Print
Parent Category: Tutorials
Hits: 19587

If you have a Gmail account you may want to grab(fetch) your emails to your
local mail account.
Here is a step by step tutorial:
First you need to configure gmail to allow pop3 mail downloading for your account: "Settings => Forwarding and POP" in your gmail web account.
Check if your fetchmail has ssl support:
$ldd /usr/bin/fetchmail
linux-gate.so.1 => (0xffffe000)
libcrypt.so.1 => /lib/libcrypt.so.1 (0xb7fb7000)

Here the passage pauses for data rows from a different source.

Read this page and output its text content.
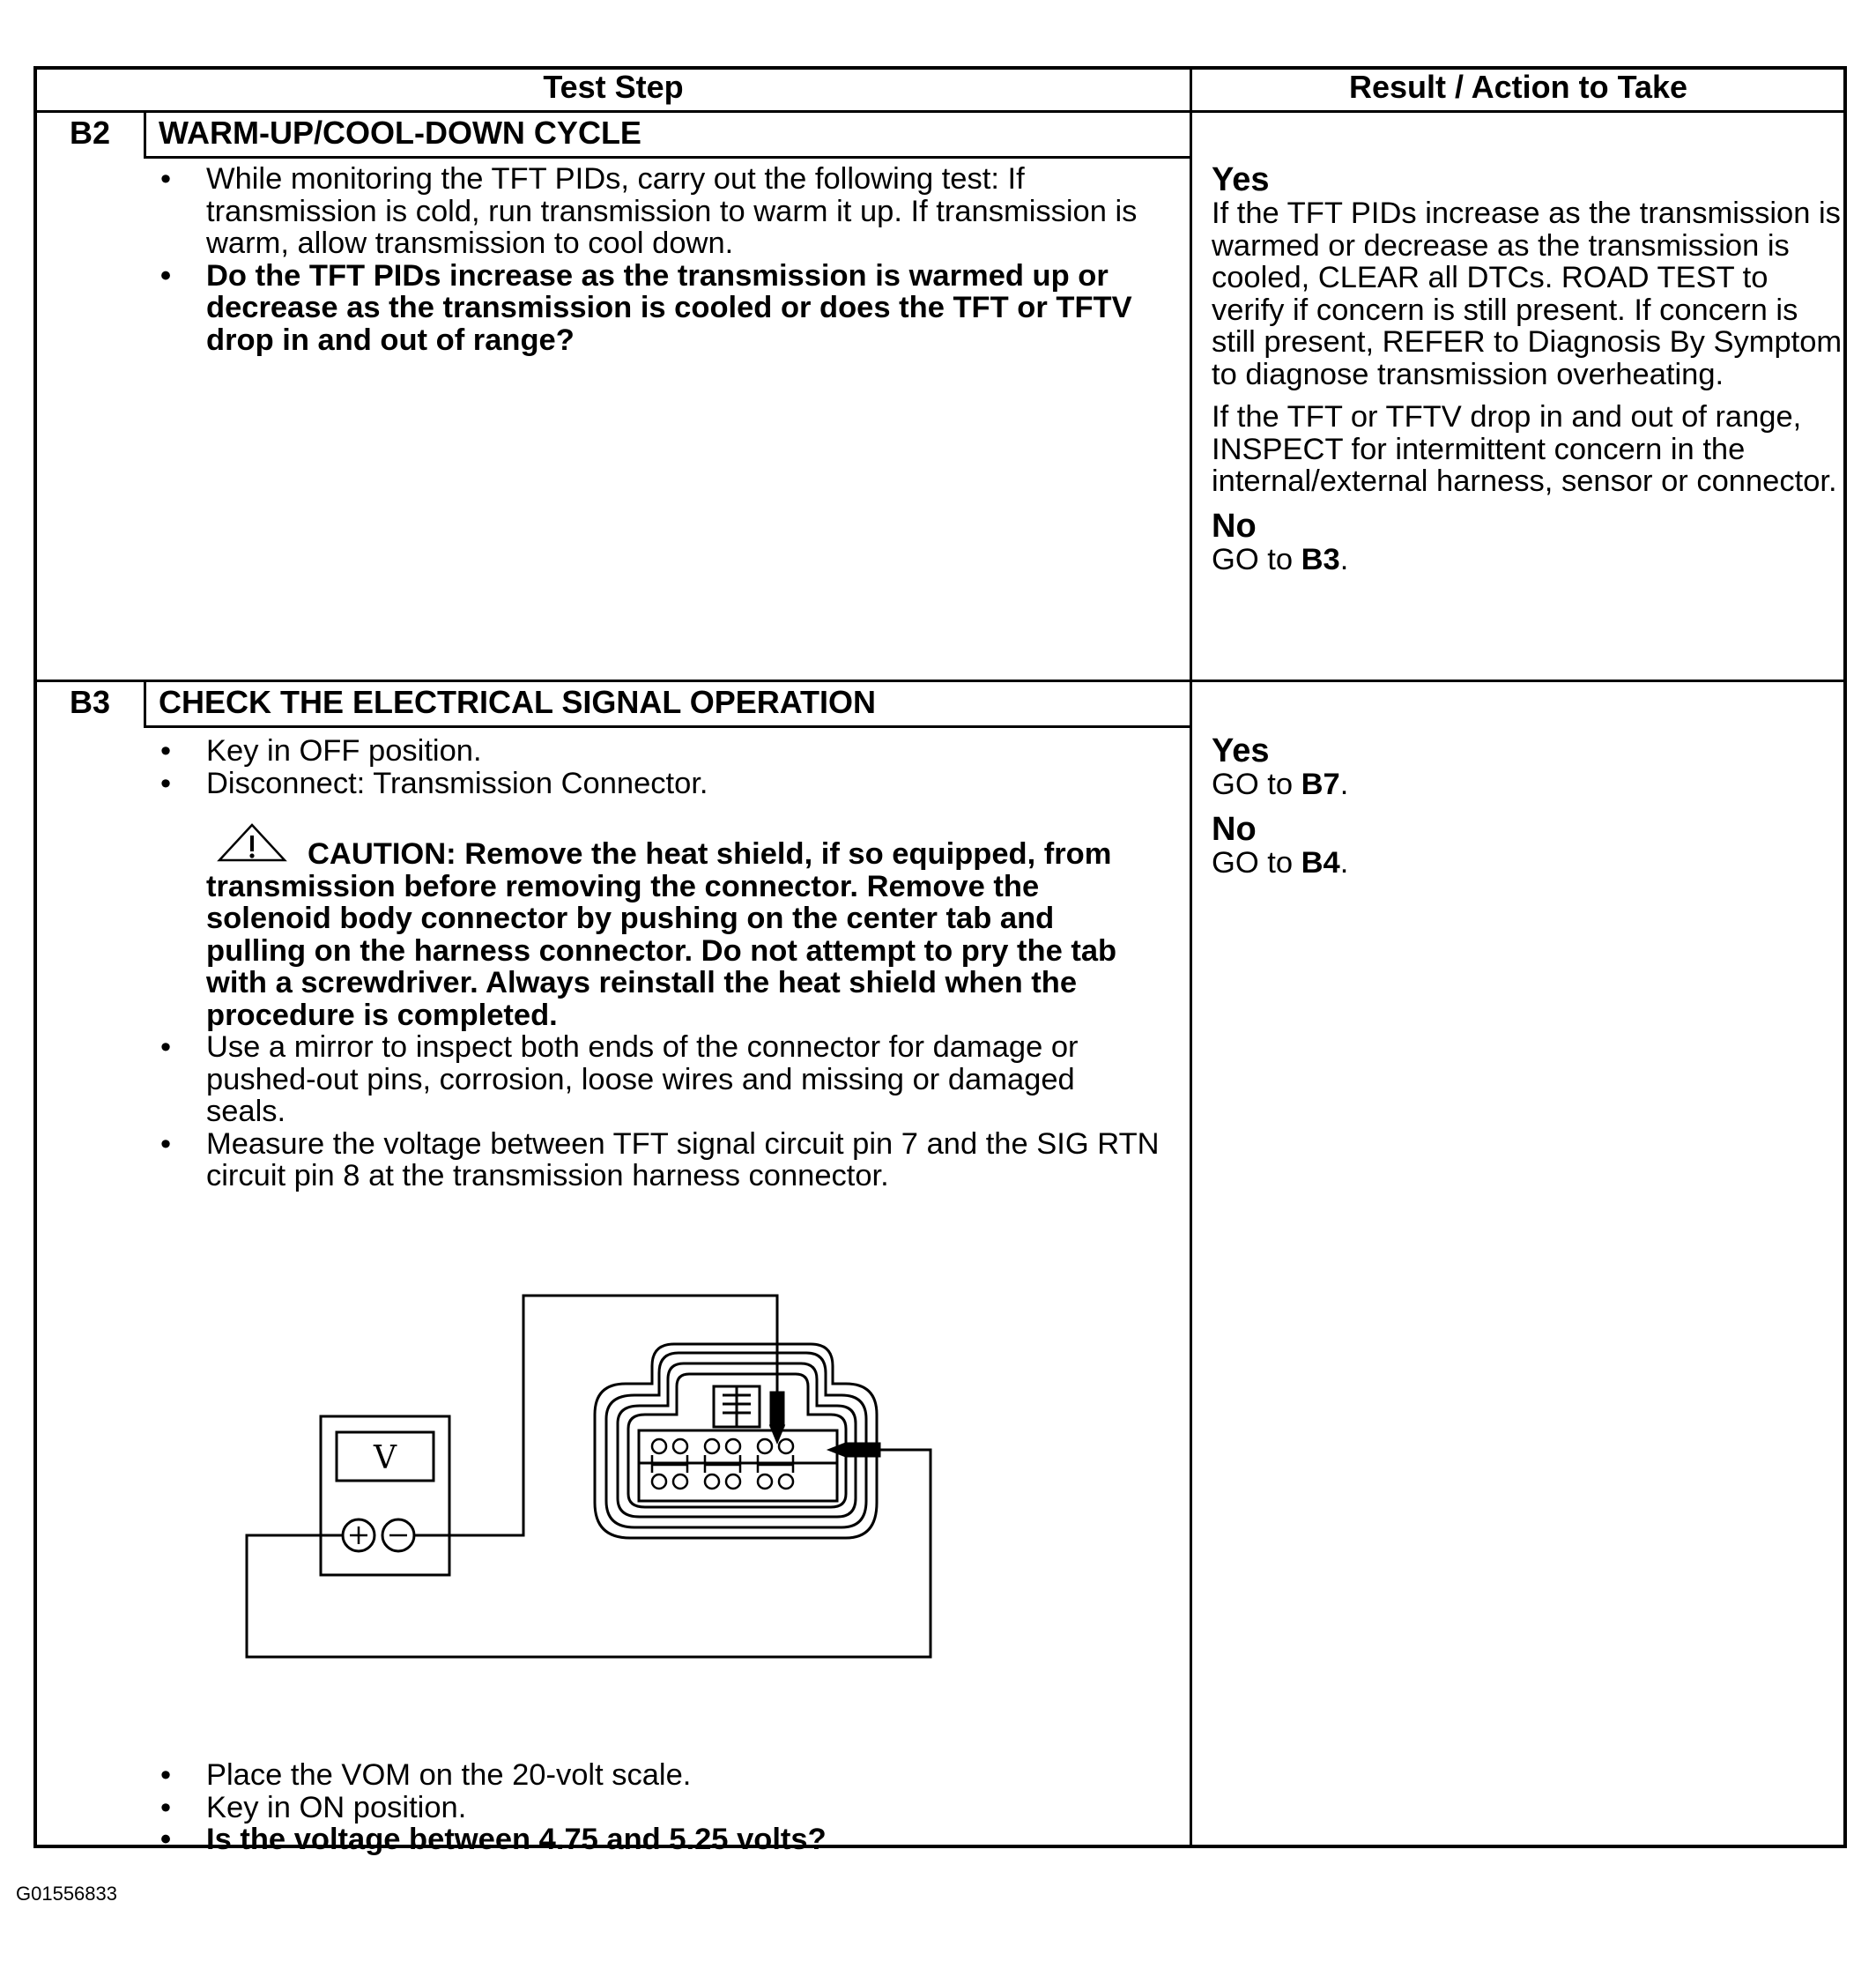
Test Step	Result / Action to Take
B2	WARM-UP/COOL-DOWN CYCLE

• While monitoring the TFT PIDs, carry out the following test: If transmission is cold, run transmission to warm it up. If transmission is warm, allow transmission to cool down.

• Do the TFT PIDs increase as the transmission is warmed up or decrease as the transmission is cooled or does the TFT or TFTV drop in and out of range?

Yes

If the TFT PIDs increase as the transmission is warmed or decrease as the transmission is cooled, CLEAR all DTCs. ROAD TEST to verify if concern is still present. If concern is still present, REFER to Diagnosis By Symptom to diagnose transmission overheating.

If the TFT or TFTV drop in and out of range, INSPECT for intermittent concern in the internal/external harness, sensor or connector.

No

GO to B3.

B3	CHECK THE ELECTRICAL SIGNAL OPERATION

• Key in OFF position.

• Disconnect: Transmission Connector.

CAUTION: Remove the heat shield, if so equipped, from transmission before removing the connector. Remove the solenoid body connector by pushing on the center tab and pulling on the harness connector. Do not attempt to pry the tab with a screwdriver. Always reinstall the heat shield when the procedure is completed.

• Use a mirror to inspect both ends of the connector for damage or pushed-out pins, corrosion, loose wires and missing or damaged seals.

• Measure the voltage between TFT signal circuit pin 7 and the SIG RTN circuit pin 8 at the transmission harness connector.

V

• Place the VOM on the 20-volt scale.

• Key in ON position.

• Is the voltage between 4.75 and 5.25 volts?

Yes

GO to B7.

No

GO to B4.

G01556833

libresolv.so.2 => /lib/libresolv.so.2 (0xb7fa2000)
libssl.so.0.9.7 => /usr/lib/libssl.so.0.9.7 (0xb7f71000)
libcrypto.so.0.9.7 => /usr/lib/libcrypto.so.0.9.7 (0xb7e6e000)
libc.so.6 => /lib/libc.so.6 (0xb7d56000)
libdl.so.2 => /lib/libdl.so.2 (0xb7d52000)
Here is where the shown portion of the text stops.